Swiatek claims 3rd straight French Open title with straight-sets win over Jasmine Paolini
CBC
Iga Swiatek won her third consecutive French Open championship and fourth in five years by defeating Jasmine Paolini 6-2, 6-1 in the final on Saturday in Paris.
The top-seeded Swiatek trailed 2-1 early in Court Philippe Chatrier before taking the next 10 games to claim the opening set and go up 5-0 in the second. She stretched her winning streak at Roland Garros to 21 matches, and her career record at the place is now 35-2.
The 23-year-old from Poland is the first woman with three trophies in a row in Paris since Justine Henin from 2005 to 2007.
Swiatek also won the French Open in 2020 and the U.S. Open in 2022 and is now 5-0 in major finals.
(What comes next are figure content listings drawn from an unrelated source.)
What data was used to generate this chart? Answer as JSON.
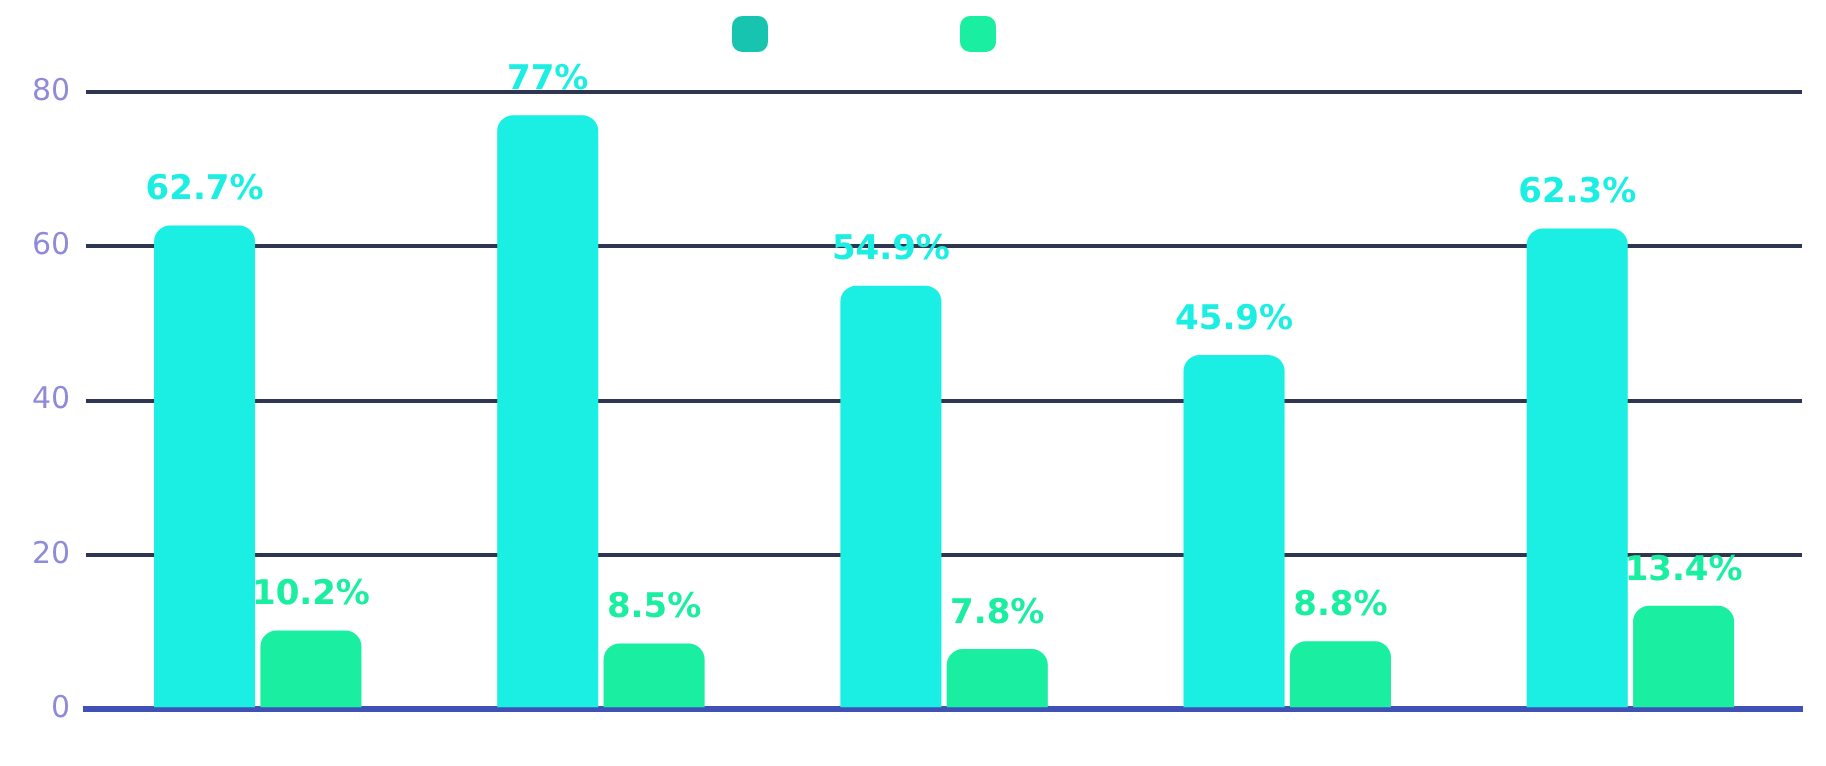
{
  "chart_data": {
    "type": "bar",
    "categories": [
      null,
      null,
      null,
      null,
      null
    ],
    "series": [
      {
        "color": "#1beee2",
        "values": [
          62.7,
          77,
          54.9,
          45.9,
          62.3
        ],
        "value_labels": [
          "62.7%",
          "77%",
          "54.9%",
          "45.9%",
          "62.3%"
        ]
      },
      {
        "color": "#1aeea0",
        "values": [
          10.2,
          8.5,
          7.8,
          8.8,
          13.4
        ],
        "value_labels": [
          "10.2%",
          "8.5%",
          "7.8%",
          "8.8%",
          "13.4%"
        ]
      }
    ],
    "ylim": [
      0,
      80
    ],
    "yticks": [
      0,
      20,
      40,
      60,
      80
    ],
    "grid": "y"
  }
}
WATCH l Swiatek cruises past Paolini for 4th French Open title:
The 12th-seeded Paolini, a 28-year-old from Italy, was appearing in a Slam final for the first time.
She had never been past the second round at one of the four most important tennis tournaments until getting to the fourth round at the Australian Open in January. Paolini will play in the French Open women's doubles final on Sunday with partner Sara Errani against 2023 U.S. Open singles champion Coco Gauff and Katerina Siniakova.
After a scare in the second round against Naomi Osaka, when Swiatek needed to save a match point, this represented a fifth straight lopsided win. Swiatek took every set in that span and only ceded a total of 17 games.
On Saturday, a loud chant of "Let's go, Jasmine! Let's go!" arose from two rows of Paolini's supporters in the lower bowl of the stands, each one wearing a T-shirt in one of the colours of the Italian flag: green, white or red. They would reprise that song, in English, interspersing it with claps.
During the coin toss, Paolini stood mostly still, while Swiatek went through her usual paces, shifting side to side and taking cuts of forehands and backhands.
After Swiatek got the match's first point, a fan yelled in French, "Jasmine, it's not over!"
And, actually, it soon looked as if they were right. That's because Swiatek went through a bit of a shaky stretch, failing to convert a break point in the second game, then getting broken to trail 2-1 after 13 minutes when she flubbed a forehand, sending it way long.
That was Swiatek's seventh unforced error of the afternoon; Paolini had made only one by then.
Might a true surprise be in the offing? Could Paolini not only make a match of this, but actually win it?